Sebagai contoh, penanganan untuk remaja autis umur 10-14 tahun dilakukan secara one-on-one atau sifatnya individual. Aktivitas yang dilakukan untuk remaja autis level basic adalah melakukan kontak mata selama beberapa detik, disertai dengan kepatuhan anak, menunjuk bagian tubuh, menggunakan benda konkret (misal: baju) dan anggota badan dalam pembelajaran, menggunakan kartu gambar dalam pembelajaran. Karena kemampuan bicara remaja autis yang terbatas maka pendidik perlu menyediakan kartu, gambar atau menggunakan isyarat dalam memberikan bimbingan dengan jari tangan.

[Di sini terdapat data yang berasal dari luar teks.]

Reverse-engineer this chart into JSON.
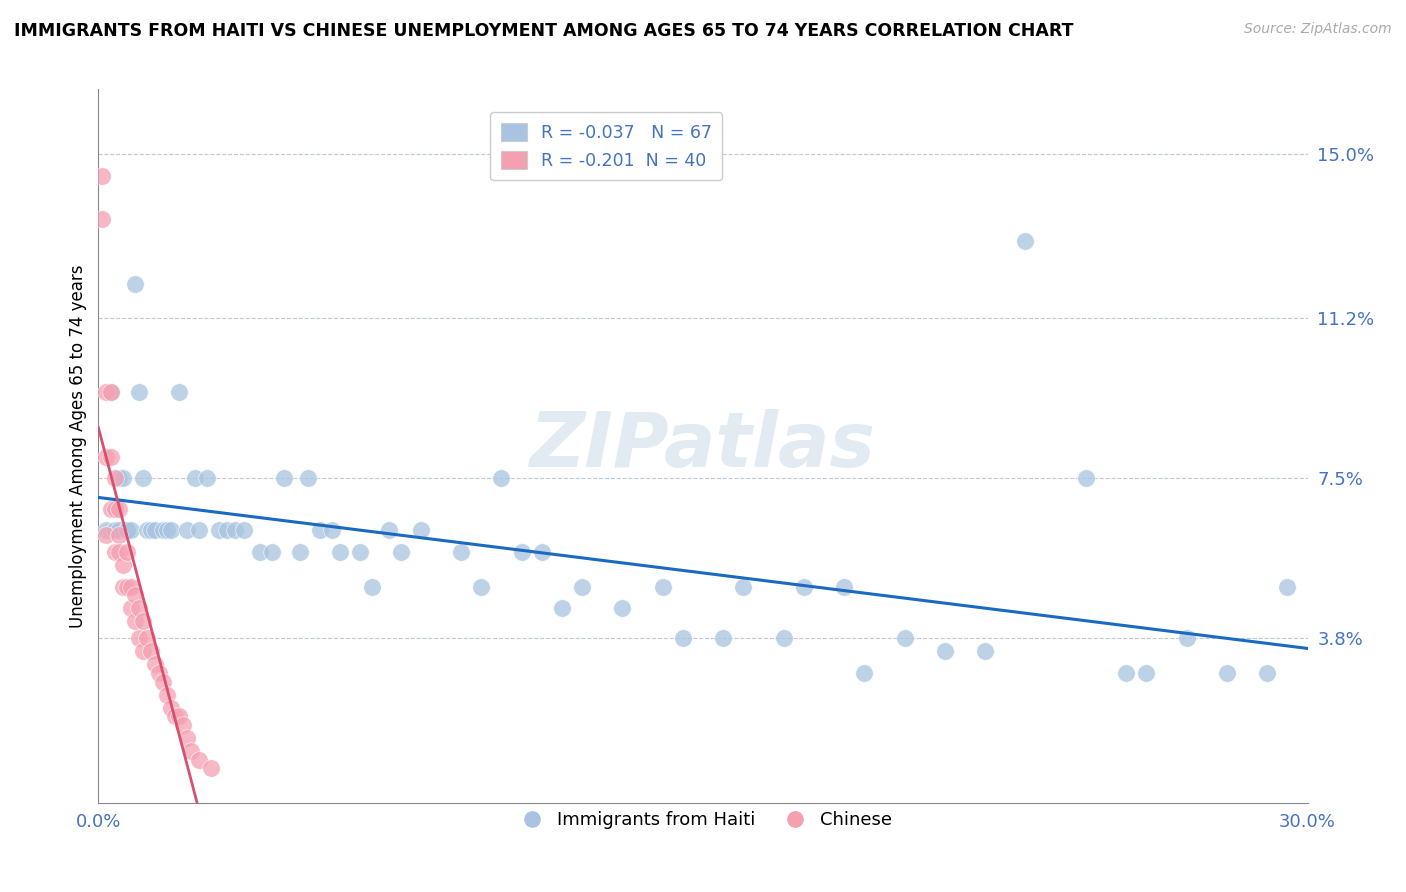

Penanganan dilakukan secara one-on-one atau sifatnya individual dan dalam kelompok kecil untuk remaja autis level intermediate. Aktivitas yang dilakukan adalah melabelkan objek berdasarkan fungsinya, menggunakan benda konkret (misal: baju) dan anggota badan dalam pembelajaran, menggunakan kartu gambar dalam pembelajaran. Sedangkan untuk remaja autis pada level transisi atau advance, penanganannya dilakukan dalam kelompok besar. Aktivitas yang dilakukan, adalah anak diminta untuk menjawab pertanyaan dengan penggunaan kata “mengapa”, anak diajari untuk mengantri dalam menunggu giliran, dan anak diminta untuk bercerita tentang sesuatu, serta menggunakan benda konkret (misal: baju) dan anggota badan dalam pembelajaran dan menggunakan kartu gambar dalam pembelajaran

Mengingat pentingnya pendidik seksual bagi anak autis ini maka perlu kiranya orang tua, pendidik, masyarakat, dan pemerintah perlu ikut bekerjasama dalam penanganannya sehingga setelah dewasa anak dapat berinteraksi dengan masyarakat di sekitar lingkungannya serta agar memiliki kesadaran dan menghargai diri sendiri dipandang secara seksualitas serta memahami makna norma masyarakat mengenai prilaku seksual yang pantas di lingkungannya serta berkembang menjadi pribadi yang utuh.

Direkomendasikan kepada orang tua antara lain untuk mengamati pola perubahan dan perkembangan fisik maupun emosional anak autis sejak dini, terutama ketika anak memasuki usia pubertas. Hal yang dapat dilakukan guru adalah menanamkan norma-norma susila yang berlaku di lingkungan mereka. Masyarakat sebagai wadah lingkungan anak autis untuk berkembang secara sosial hendaknya lebih peduli ketika remaja autis sedang ada masalah, dan ikut menjaga, dalam arti siap bila diperlukan dalam memberikan bantuan. Sedangkan pemerintah perlu memberikan kebijakan yang bersifat pemberian layanan dan fasilitas serta memberikan payung hukum atau legislasi yang jelas terkait pendidikan seks dan juga perlindungan terhadap tindak kriminal seksual terhadap remaja autis.